- USD/CAD continued gaining traction for the second straight session on Tuesday.
- The USD remained well supported by the coronavirus crisis and the risk-off mood.
- The ongoing slump in oil prices undermined the loonie and remained supportive.
The USD/CAD pair jumped to near three-week tops, around the 1.4265 region in the last hour, albeit quickly retreated few pips thereafter.
A combination of supporting factors assisted the pair to build on the overnight positive move and continue gaining traction for the second consecutive session on Tuesday. The momentum lifted the pair beyond last week’s swing high, around the 1.4180-85 region, and took along some short-term trading stops near the 1.4200 round-figure mark.
The US dollar remained in demand amid persistent worries over the economic fallout from the coronavirus pandemic and was further underpinned by the prevailing risk-off mood. Adding to this, reports about the health of North Korean leader Kim Jong Un provided an additional boost to the USD’s status as the global reserve currency.

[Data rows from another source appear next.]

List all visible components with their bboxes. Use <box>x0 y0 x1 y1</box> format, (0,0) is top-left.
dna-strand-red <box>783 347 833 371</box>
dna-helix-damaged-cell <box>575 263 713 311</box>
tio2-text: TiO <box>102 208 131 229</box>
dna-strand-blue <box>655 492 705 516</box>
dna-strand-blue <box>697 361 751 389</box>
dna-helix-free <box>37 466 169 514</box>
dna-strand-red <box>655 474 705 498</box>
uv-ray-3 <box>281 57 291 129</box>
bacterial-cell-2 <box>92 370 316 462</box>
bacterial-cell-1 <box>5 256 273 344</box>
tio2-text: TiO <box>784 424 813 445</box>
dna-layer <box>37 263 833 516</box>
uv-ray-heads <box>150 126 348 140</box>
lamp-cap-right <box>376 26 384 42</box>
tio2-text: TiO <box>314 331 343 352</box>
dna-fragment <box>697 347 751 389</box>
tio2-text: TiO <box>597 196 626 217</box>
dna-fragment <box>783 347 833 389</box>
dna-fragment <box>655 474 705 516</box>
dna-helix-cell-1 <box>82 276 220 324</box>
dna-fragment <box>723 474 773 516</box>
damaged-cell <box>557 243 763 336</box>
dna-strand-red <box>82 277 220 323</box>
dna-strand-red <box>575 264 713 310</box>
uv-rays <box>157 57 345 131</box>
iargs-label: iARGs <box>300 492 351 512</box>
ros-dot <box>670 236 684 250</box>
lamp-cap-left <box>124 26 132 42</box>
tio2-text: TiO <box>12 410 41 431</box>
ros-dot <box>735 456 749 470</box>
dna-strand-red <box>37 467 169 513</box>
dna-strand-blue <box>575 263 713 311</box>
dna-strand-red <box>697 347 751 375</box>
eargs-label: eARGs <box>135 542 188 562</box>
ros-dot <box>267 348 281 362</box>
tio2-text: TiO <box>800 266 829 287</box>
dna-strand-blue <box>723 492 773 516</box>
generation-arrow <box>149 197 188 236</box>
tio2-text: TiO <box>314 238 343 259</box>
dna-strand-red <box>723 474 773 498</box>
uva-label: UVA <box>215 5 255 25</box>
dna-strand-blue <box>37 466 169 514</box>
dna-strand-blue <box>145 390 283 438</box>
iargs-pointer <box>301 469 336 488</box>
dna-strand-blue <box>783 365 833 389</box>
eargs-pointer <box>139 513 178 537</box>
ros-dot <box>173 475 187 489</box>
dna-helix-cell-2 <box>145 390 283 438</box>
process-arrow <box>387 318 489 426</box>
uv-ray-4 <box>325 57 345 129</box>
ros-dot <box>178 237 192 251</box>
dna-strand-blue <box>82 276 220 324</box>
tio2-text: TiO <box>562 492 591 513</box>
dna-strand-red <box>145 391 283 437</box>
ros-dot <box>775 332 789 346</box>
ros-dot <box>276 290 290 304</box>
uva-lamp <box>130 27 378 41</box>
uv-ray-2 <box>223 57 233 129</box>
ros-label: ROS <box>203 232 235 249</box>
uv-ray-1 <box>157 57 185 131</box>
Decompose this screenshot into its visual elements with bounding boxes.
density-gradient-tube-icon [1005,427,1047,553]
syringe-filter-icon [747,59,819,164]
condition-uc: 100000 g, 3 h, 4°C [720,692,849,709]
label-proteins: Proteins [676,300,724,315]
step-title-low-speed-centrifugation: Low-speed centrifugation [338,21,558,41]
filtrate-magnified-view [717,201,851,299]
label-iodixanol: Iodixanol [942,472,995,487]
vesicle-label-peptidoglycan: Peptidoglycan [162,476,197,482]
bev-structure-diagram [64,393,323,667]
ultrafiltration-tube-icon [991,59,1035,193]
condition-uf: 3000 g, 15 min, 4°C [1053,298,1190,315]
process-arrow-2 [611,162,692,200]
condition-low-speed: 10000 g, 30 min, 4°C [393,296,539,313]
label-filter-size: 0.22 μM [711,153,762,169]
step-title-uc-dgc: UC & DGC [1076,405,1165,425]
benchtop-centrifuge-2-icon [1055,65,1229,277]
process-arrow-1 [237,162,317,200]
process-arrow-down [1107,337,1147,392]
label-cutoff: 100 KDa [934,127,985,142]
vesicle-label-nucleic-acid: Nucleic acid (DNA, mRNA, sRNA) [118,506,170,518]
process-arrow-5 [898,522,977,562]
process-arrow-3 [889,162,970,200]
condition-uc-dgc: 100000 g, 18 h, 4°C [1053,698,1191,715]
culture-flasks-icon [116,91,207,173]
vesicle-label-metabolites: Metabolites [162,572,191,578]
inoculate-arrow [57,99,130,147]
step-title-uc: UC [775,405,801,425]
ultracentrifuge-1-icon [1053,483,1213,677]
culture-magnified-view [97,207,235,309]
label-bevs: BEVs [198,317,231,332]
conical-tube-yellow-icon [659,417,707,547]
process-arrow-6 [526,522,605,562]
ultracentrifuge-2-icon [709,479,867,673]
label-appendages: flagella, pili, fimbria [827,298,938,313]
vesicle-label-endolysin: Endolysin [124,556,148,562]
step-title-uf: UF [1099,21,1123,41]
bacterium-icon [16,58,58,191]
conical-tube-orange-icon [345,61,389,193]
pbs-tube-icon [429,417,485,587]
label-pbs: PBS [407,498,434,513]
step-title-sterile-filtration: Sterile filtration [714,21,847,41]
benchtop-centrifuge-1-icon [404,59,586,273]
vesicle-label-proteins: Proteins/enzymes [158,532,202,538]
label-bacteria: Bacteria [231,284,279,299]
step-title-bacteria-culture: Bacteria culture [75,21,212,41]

This comes on the back of concerns over the meltdown in crude oil prices, amid a glut caused by the coronavirus lockdown, which weighed heavily on the commodity-linked currency – the loonie – and remained supportive of the pair’s move back closer to monthly tops.
However, a sharp intraday bounce in oil prices, recovering around 20% from daily lows, kept a lid on any further gains, instead led to a modest pullback of around 50 pips from daily tops. Despite the pullback, the pair has managed to hold above the 1.4200 round-figure mark and seemed rather unaffected by Tuesday’s slightly better Canadian macro data.
The Canadian monthly retail sales came in to show a modest 0.3% growth in February as compared to 0.2% expected and 0.4% previous. However, the figures pertain to a period before the coronavirus crisis and hence, did little to impress traders or provide any meaningful impetus to the major.